19 Aralık 2013 Perşembe

KÜSKÜN...

Boğazımda sürekli dönüp, gırtlağımı virütal devinimlerle oyan bir bıçak, bedenimde sıcaktan çok ürperten bir soğuğun müsebbibi bir ateşle gittim; Uzunçayır Caddesi Salı Pazarı karşısı Emek Sahnesi'ne...Sevgili Pınar Yıldırım (ki burayı dişiyle tırnağıyla kurdu ve yaşatıyor), bir hafta önce ben onun nasıl muhteşem bir oyuncu olduğunu bir Yapımcı'ya anlatırken, vahiy inmiş gibi arayarak her zamanki zarif ve tatlı haliyle, nazik bir şekilde davet etti "KÜSKÜN" müzikalinin galasına... Değil yüksek ateş ve böbrekte taş; yoğun bakımda olsam, bağlı olduğum yoğun bakım ünitesiyle kalkıp giderdim; bu merak ettiğim Engin Alkan rüyasını izlemeye!...

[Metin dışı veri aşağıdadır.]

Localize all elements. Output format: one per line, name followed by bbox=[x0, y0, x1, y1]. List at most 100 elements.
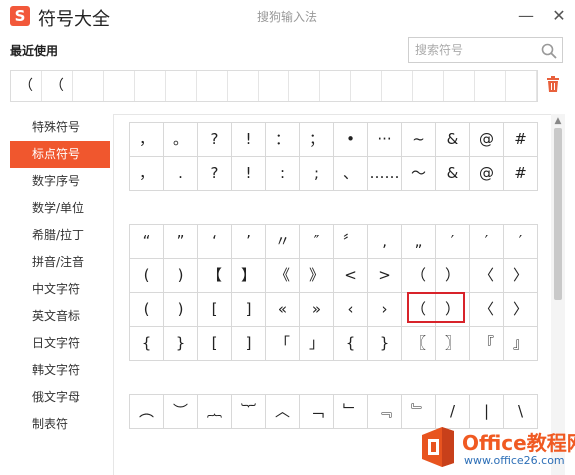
category-item[interactable]: 制表符 bbox=[10, 411, 110, 438]
symbol-cell[interactable]: { bbox=[130, 327, 164, 361]
recent-symbol-cell[interactable] bbox=[413, 71, 445, 101]
symbol-cell[interactable]: \ bbox=[504, 395, 538, 429]
recent-symbol-cell[interactable] bbox=[444, 71, 476, 101]
recent-symbol-cell[interactable] bbox=[259, 71, 290, 101]
recent-symbol-cell[interactable] bbox=[506, 71, 537, 101]
category-item[interactable]: 希腊/拉丁 bbox=[10, 222, 110, 249]
symbol-cell[interactable]: ﹁ bbox=[300, 395, 334, 429]
symbol-cell[interactable]: . bbox=[164, 157, 198, 191]
category-item[interactable]: 特殊符号 bbox=[10, 114, 110, 141]
search-input[interactable] bbox=[415, 42, 535, 58]
symbol-cell[interactable]: ( bbox=[130, 259, 164, 293]
symbol-cell[interactable]: „ bbox=[402, 225, 436, 259]
symbol-cell[interactable]: 《 bbox=[266, 259, 300, 293]
symbol-cell[interactable]: ′ bbox=[504, 225, 538, 259]
symbol-cell[interactable]: ﹂ bbox=[334, 395, 368, 429]
symbol-cell[interactable]: ! bbox=[232, 123, 266, 157]
symbol-cell[interactable]: ″ bbox=[300, 225, 334, 259]
symbol-cell[interactable]: 、 bbox=[334, 157, 368, 191]
symbol-cell[interactable]: [ bbox=[198, 327, 232, 361]
symbol-cell[interactable]: # bbox=[504, 157, 538, 191]
symbol-cell[interactable]: ︸ bbox=[232, 395, 266, 429]
recent-symbol-cell[interactable] bbox=[475, 71, 506, 101]
symbol-cell[interactable]: 」 bbox=[300, 327, 334, 361]
symbol-cell[interactable]: < bbox=[334, 259, 368, 293]
recent-symbol-cell[interactable] bbox=[228, 71, 259, 101]
symbol-cell[interactable]: 〃 bbox=[266, 225, 300, 259]
symbol-cell[interactable]: 〖 bbox=[402, 327, 436, 361]
symbol-cell[interactable]: / bbox=[436, 395, 470, 429]
symbol-cell[interactable]: ’ bbox=[232, 225, 266, 259]
symbol-cell[interactable]: ) bbox=[164, 293, 198, 327]
trash-icon[interactable] bbox=[545, 75, 561, 93]
symbol-cell[interactable]: } bbox=[368, 327, 402, 361]
category-item[interactable]: 数学/单位 bbox=[10, 195, 110, 222]
category-item[interactable]: 标点符号 bbox=[10, 141, 110, 168]
symbol-cell[interactable]: ! bbox=[232, 157, 266, 191]
symbol-cell[interactable]: 〈 bbox=[470, 293, 504, 327]
symbol-cell[interactable]: [ bbox=[198, 293, 232, 327]
symbol-cell[interactable]: ， bbox=[130, 157, 164, 191]
symbol-cell[interactable]: @ bbox=[470, 157, 504, 191]
symbol-cell[interactable]: 】 bbox=[232, 259, 266, 293]
symbol-cell[interactable]: } bbox=[164, 327, 198, 361]
symbol-cell[interactable]: 〉 bbox=[504, 293, 538, 327]
symbol-cell[interactable]: ︿ bbox=[266, 395, 300, 429]
scroll-up-arrow-icon[interactable]: ▲ bbox=[553, 116, 563, 126]
recent-symbol-cell[interactable] bbox=[197, 71, 228, 101]
scrollbar[interactable]: ▲ bbox=[551, 114, 565, 475]
symbol-cell[interactable]: ‚ bbox=[368, 225, 402, 259]
symbol-cell[interactable]: › bbox=[368, 293, 402, 327]
symbol-cell[interactable]: 》 bbox=[300, 259, 334, 293]
search-box[interactable] bbox=[408, 37, 563, 63]
symbol-cell[interactable]: 「 bbox=[266, 327, 300, 361]
category-item[interactable]: 韩文字符 bbox=[10, 357, 110, 384]
category-item[interactable]: 数字序号 bbox=[10, 168, 110, 195]
category-item[interactable]: 英文音标 bbox=[10, 303, 110, 330]
recent-symbol-cell[interactable] bbox=[104, 71, 135, 101]
symbol-cell[interactable]: 。 bbox=[164, 123, 198, 157]
symbol-cell[interactable]: & bbox=[436, 157, 470, 191]
minimize-button[interactable]: — bbox=[516, 6, 536, 26]
recent-symbol-cell[interactable] bbox=[135, 71, 166, 101]
symbol-cell[interactable]: （ bbox=[402, 259, 436, 293]
symbol-cell[interactable]: ··· bbox=[368, 123, 402, 157]
symbol-cell[interactable]: ] bbox=[232, 293, 266, 327]
recent-symbol-cell[interactable]: （ bbox=[11, 71, 42, 101]
symbol-cell[interactable]: ︵ bbox=[130, 395, 164, 429]
recent-symbol-cell[interactable] bbox=[289, 71, 321, 101]
symbol-cell[interactable]: 【 bbox=[198, 259, 232, 293]
symbol-cell[interactable]: # bbox=[504, 123, 538, 157]
symbol-cell[interactable]: 〞 bbox=[334, 225, 368, 259]
symbol-cell[interactable]: ′ bbox=[470, 225, 504, 259]
symbol-cell[interactable]: 〉 bbox=[504, 259, 538, 293]
symbol-cell[interactable]: “ bbox=[130, 225, 164, 259]
symbol-cell[interactable]: » bbox=[300, 293, 334, 327]
close-button[interactable]: ✕ bbox=[549, 6, 569, 26]
recent-symbol-cell[interactable]: （ bbox=[42, 71, 73, 101]
symbol-cell[interactable]: ; bbox=[300, 157, 334, 191]
symbol-cell[interactable]: ～ bbox=[402, 157, 436, 191]
symbol-cell[interactable]: > bbox=[368, 259, 402, 293]
symbol-cell[interactable]: ︶ bbox=[164, 395, 198, 429]
symbol-cell[interactable]: ： bbox=[266, 123, 300, 157]
symbol-cell[interactable]: 』 bbox=[504, 327, 538, 361]
symbol-cell[interactable]: { bbox=[334, 327, 368, 361]
category-item[interactable]: 拼音/注音 bbox=[10, 249, 110, 276]
symbol-cell[interactable]: 〗 bbox=[436, 327, 470, 361]
symbol-cell[interactable]: ? bbox=[198, 123, 232, 157]
symbol-cell[interactable]: ‘ bbox=[198, 225, 232, 259]
symbol-cell[interactable]: ( bbox=[130, 293, 164, 327]
recent-symbol-cell[interactable] bbox=[382, 71, 414, 101]
symbol-cell[interactable]: : bbox=[266, 157, 300, 191]
symbol-cell[interactable]: 〈 bbox=[470, 259, 504, 293]
symbol-cell[interactable]: @ bbox=[470, 123, 504, 157]
symbol-cell[interactable]: ， bbox=[130, 123, 164, 157]
recent-symbol-cell[interactable] bbox=[73, 71, 104, 101]
symbol-cell[interactable]: « bbox=[266, 293, 300, 327]
symbol-cell[interactable]: ‹ bbox=[334, 293, 368, 327]
symbol-cell[interactable]: ) bbox=[164, 259, 198, 293]
symbol-cell[interactable]: ′ bbox=[436, 225, 470, 259]
symbol-cell[interactable]: • bbox=[334, 123, 368, 157]
symbol-cell[interactable]: & bbox=[436, 123, 470, 157]
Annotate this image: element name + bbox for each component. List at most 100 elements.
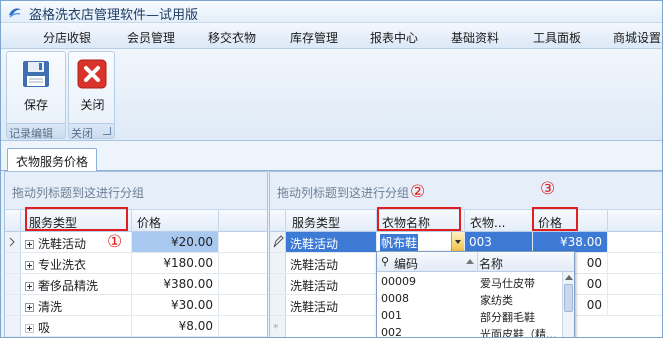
item-code: 002 [381, 326, 402, 338]
annotation-box-service-type [25, 207, 128, 231]
dropdown-item[interactable]: 001 部分翻毛鞋 [377, 307, 564, 324]
table-row[interactable]: 吸 ¥8.00 [5, 316, 267, 337]
group-by-panel[interactable]: 拖动列标题到这进行分组 [5, 172, 267, 210]
scroll-thumb[interactable] [564, 284, 573, 312]
item-name: 爱马仕皮带 [480, 277, 535, 290]
edit-pencil-icon [273, 235, 284, 248]
table-row[interactable]: 专业洗衣 ¥180.00 [5, 253, 267, 274]
menu-reports[interactable]: 报表中心 [370, 29, 418, 46]
service-type-text: 吸 [38, 321, 51, 335]
price-cell: ¥180.00 [132, 253, 219, 273]
dropdown-column-name[interactable]: 名称 [479, 255, 503, 272]
grid-header: 服务类型 衣物名称 衣物... 价格 [270, 210, 662, 232]
price-cell: ¥8.00 [132, 316, 219, 336]
annotation-marker-3: ③ [540, 179, 556, 199]
item-code: 0008 [381, 292, 409, 305]
row-indicator [5, 295, 21, 315]
menu-transfer-clothes[interactable]: 移交衣物 [208, 29, 256, 46]
expand-plus-icon[interactable] [25, 324, 34, 333]
dropdown-column-code[interactable]: 编码 [394, 255, 418, 272]
row-indicator [270, 274, 286, 294]
service-type-text: 专业洗衣 [38, 258, 87, 272]
annotation-marker-2: ② [410, 182, 426, 202]
app-logo-icon [9, 8, 21, 18]
item-name: 光面皮鞋（精... [480, 328, 557, 338]
service-type-cell: 奢侈品精洗 [21, 274, 132, 294]
price-cell: ¥20.00 [132, 232, 219, 252]
clothes-name-input-text[interactable]: 帆布鞋 [380, 234, 419, 251]
price-cell: ¥380.00 [132, 274, 219, 294]
group-by-hint: 拖动列标题到这进行分组 [277, 186, 410, 200]
floppy-disk-icon [23, 61, 49, 87]
app-window: 盗格洗衣店管理软件—试用版 分店收银 会员管理 移交衣物 库存管理 报表中心 基… [0, 0, 663, 338]
close-x-icon [77, 59, 107, 89]
service-type-text: 清洗 [38, 300, 63, 314]
dropdown-header: ⚲ 编码 名称 [377, 252, 574, 272]
close-button-label: 关闭 [80, 98, 105, 112]
table-row[interactable]: 清洗 ¥30.00 [5, 295, 267, 316]
annotation-box-price [532, 207, 578, 231]
service-type-cell: 清洗 [21, 295, 132, 315]
close-button[interactable]: 关闭 [69, 54, 117, 120]
ribbon-group-footer-close: 关闭 [69, 123, 114, 140]
row-indicator [270, 232, 286, 252]
header-indicator [5, 210, 21, 232]
save-button[interactable]: 保存 [12, 54, 60, 120]
ribbon-group-footer: 记录编辑 [7, 123, 65, 140]
service-type-cell: 吸 [21, 316, 132, 336]
item-name: 家纺类 [480, 294, 513, 307]
row-indicator [270, 253, 286, 273]
menu-member-management[interactable]: 会员管理 [127, 29, 175, 46]
menu-tools-panel[interactable]: 工具面板 [533, 29, 581, 46]
item-code: 001 [381, 309, 402, 322]
service-type-cell: 洗鞋活动 [286, 253, 377, 273]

Bu Engin Alkan'ı bu memleketten yollamalı.. Kovmalı bu Engin Alkan'ı...Ne yapıp edip bu Engin Alkan'dan kurtulmalı kardeşim...Niye mi?! Öylesine kışkırtıp, öylesine büyük bir acz içerisinde bırakıyor ki; bizim, çoğunlukla kabız olmasından muzdarip olduğumuz üretim kanallarımızı... Öylesine akla ziyan sihirbazlıklar yapıyor ki sahnede; göt içi kadar yerde; kocaman bir okyanusa kulaç salladığın hissi uyandıran! Emek Sahnesi'ndeki en efektif oturma ve seyir düzeni karşıladı bizi yerlerimize otururken... Gökyüzüne doğru uzayan ince uzun, kafesi andıran bir dekor.. İpler, tahtalar.. Bütün kedi yollarını sahneye dikey çakmış hissi uyandırıyor hani insanda.. Oyuncular dikine yürüyerek, yerçekimsiz bir mucizeyi sokacaklarmış gibi gözlerimize... Sonra, Pınar Yıldırım'ın "devasa" Zakkum performansıyla, durağan, yavan, hatta şekspiryen denebilecek "sıcak" tiradıyla, içindeki küskünlüklerinin hafiften uyanışını hissediyorsun oyunun ilk anlarında...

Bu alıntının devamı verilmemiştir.